Another important example of a molecular recognition based application is the use of antigen display systems which involve presentation of both “self” and “foreign” proteins (antigens) to the immune system to generate T cell activation, modulation or tolerance. The receptor ligand interactions in antigen-presenting systems that contribute to the desired immune response or absence thereof are complex and difficult to assess, being influenced by various parameters such as ligand densities, presence of coreceptors, receptor ligand affinities and surface conditions. Thus a widely used approach involved using naturally occurring human cells (or parts thereof) whose primary function is antigen processing and presentation. But, while live cell based systems may be optimal for mimicking cell-cell interaction to achieve the desired induction of tolerance or immune response, they are dependent on a regulated expression of the surface molecules including possibly expression of additional “costimulatory” and/or adhesion molecules on its surface membrane at a sufficient therapeutic level.

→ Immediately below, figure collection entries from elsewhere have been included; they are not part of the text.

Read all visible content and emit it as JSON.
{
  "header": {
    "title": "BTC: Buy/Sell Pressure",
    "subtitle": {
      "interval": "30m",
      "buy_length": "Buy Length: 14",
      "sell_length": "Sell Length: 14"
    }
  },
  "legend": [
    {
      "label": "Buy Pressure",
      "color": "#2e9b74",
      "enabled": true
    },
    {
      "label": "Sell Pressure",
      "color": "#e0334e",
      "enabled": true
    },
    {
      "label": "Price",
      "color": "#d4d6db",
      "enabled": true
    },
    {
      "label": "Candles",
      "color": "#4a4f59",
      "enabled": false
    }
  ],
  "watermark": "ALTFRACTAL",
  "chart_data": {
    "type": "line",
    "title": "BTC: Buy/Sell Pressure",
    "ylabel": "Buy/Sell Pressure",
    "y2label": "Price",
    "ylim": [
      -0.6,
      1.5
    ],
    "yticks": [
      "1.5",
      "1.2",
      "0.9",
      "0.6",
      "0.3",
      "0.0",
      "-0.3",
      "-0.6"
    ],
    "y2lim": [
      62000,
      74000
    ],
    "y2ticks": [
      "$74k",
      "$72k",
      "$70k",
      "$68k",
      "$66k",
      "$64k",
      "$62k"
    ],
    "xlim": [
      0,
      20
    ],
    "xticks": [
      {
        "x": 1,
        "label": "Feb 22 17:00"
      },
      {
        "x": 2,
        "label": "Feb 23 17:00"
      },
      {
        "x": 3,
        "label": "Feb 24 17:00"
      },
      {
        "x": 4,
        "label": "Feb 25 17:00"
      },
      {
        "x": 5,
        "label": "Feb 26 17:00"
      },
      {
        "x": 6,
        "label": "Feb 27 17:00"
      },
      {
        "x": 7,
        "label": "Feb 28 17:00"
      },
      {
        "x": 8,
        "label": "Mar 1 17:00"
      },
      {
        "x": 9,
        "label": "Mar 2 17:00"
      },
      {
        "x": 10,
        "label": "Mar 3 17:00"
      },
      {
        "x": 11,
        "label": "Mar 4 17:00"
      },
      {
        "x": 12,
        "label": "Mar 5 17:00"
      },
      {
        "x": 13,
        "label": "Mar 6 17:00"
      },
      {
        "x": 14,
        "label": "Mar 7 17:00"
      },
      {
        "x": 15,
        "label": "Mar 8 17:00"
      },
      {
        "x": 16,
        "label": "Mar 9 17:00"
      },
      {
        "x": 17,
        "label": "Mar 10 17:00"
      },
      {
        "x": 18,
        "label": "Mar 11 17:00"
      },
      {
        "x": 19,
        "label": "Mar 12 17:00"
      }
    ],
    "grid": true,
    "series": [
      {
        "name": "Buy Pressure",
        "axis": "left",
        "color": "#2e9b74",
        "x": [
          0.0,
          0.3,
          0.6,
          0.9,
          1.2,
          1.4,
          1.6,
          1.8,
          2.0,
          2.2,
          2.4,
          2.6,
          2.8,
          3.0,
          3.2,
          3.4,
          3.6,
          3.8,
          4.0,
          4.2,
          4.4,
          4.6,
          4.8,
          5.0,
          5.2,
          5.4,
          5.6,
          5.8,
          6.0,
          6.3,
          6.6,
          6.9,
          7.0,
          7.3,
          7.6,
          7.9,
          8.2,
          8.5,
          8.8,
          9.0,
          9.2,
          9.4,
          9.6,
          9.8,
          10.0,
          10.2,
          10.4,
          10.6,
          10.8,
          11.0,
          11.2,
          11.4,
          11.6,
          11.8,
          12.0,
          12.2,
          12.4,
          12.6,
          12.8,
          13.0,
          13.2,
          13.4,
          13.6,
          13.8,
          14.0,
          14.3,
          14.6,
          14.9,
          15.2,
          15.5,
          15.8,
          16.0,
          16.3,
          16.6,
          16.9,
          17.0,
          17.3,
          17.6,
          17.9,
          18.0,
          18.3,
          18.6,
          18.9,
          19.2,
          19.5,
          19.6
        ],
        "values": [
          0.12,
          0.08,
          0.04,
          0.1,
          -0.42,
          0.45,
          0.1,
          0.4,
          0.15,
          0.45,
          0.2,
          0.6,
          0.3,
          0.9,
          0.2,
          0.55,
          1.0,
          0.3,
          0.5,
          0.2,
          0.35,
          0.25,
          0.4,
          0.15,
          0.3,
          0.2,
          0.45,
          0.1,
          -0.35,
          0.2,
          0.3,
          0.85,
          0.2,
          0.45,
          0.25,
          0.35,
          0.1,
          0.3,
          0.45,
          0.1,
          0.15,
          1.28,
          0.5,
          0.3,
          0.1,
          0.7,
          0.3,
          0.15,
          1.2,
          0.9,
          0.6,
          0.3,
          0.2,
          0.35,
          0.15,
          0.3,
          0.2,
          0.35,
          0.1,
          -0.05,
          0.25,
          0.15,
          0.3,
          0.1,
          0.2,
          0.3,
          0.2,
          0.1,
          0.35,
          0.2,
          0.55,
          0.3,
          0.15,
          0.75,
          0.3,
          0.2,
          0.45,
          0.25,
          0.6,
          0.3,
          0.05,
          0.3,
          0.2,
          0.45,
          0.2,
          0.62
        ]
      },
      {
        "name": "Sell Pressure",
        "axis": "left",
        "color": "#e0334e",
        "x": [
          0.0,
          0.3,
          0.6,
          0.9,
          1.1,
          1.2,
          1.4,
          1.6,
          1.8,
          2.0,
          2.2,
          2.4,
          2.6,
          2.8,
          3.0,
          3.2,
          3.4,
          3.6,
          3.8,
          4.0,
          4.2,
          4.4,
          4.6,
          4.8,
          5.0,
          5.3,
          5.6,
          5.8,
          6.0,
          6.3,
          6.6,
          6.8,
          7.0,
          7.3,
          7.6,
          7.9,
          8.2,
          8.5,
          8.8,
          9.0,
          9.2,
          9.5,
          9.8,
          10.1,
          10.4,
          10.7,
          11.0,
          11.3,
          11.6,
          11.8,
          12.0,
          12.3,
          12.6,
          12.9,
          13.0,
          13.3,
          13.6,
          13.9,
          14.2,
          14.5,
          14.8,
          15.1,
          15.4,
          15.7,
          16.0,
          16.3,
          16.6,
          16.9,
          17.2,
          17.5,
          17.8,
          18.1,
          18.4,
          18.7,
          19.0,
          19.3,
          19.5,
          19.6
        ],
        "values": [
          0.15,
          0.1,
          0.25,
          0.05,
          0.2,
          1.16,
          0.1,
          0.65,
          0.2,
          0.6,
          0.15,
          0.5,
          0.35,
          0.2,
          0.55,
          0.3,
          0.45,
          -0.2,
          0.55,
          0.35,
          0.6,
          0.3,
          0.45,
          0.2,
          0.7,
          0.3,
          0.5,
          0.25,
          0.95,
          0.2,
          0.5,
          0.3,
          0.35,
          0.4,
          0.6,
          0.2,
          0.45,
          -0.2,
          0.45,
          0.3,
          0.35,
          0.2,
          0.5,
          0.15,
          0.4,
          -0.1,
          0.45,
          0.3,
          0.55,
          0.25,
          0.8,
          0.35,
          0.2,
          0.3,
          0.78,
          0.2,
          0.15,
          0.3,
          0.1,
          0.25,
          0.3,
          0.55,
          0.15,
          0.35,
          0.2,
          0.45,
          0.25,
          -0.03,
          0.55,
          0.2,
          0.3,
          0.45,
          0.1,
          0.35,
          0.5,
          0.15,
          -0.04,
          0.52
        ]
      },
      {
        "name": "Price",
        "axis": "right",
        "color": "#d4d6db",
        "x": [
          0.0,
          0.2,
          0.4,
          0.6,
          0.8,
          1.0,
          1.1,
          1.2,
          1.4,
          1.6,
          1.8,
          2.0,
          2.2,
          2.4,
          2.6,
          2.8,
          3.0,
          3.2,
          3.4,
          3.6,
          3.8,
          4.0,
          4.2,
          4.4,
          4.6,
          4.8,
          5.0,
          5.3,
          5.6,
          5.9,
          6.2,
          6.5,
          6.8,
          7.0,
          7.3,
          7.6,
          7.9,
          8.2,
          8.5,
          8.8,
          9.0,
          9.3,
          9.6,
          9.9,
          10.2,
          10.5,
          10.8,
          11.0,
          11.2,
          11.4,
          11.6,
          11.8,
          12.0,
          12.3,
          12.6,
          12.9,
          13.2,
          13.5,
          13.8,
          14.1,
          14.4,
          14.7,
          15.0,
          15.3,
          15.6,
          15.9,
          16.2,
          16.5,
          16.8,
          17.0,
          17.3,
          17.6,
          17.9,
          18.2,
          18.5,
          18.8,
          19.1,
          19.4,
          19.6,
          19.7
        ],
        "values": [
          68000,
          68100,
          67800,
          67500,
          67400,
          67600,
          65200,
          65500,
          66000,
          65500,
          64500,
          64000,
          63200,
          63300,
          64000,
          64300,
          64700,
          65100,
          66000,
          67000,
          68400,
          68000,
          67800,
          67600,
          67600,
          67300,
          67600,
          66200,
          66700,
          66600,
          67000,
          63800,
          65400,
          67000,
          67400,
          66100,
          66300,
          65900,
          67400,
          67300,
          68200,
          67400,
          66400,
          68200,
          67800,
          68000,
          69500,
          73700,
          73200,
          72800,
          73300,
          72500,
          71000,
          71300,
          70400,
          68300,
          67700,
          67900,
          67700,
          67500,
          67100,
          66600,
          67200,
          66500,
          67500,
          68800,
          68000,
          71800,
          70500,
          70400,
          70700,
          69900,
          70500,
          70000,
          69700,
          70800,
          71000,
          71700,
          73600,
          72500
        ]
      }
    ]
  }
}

Currently known artificial systems range from genetically engineered subcellular antigen presenting vesicles, which carry the molecules required for antigen presentation and T-lymphocyte activation or inhibition on their surface (WO 03/039594) to systems on the basis of cell-sized, biodegradable microspheres based, antigen presenting system (WO 07/087,341).
Clearly, there are still drawbacks to the above, molecular recognition based technologies and there remains a need in the art for a versatile and efficient artificial carrier system for use in molecular recognition based applications such as targeted delivery or antigen presentation, including simple and economic methods of their preparation.
The present application provides a new class of lipids and vesicles comprising these lipids for use as a carrier or display system, which allows overcoming the limitations described above.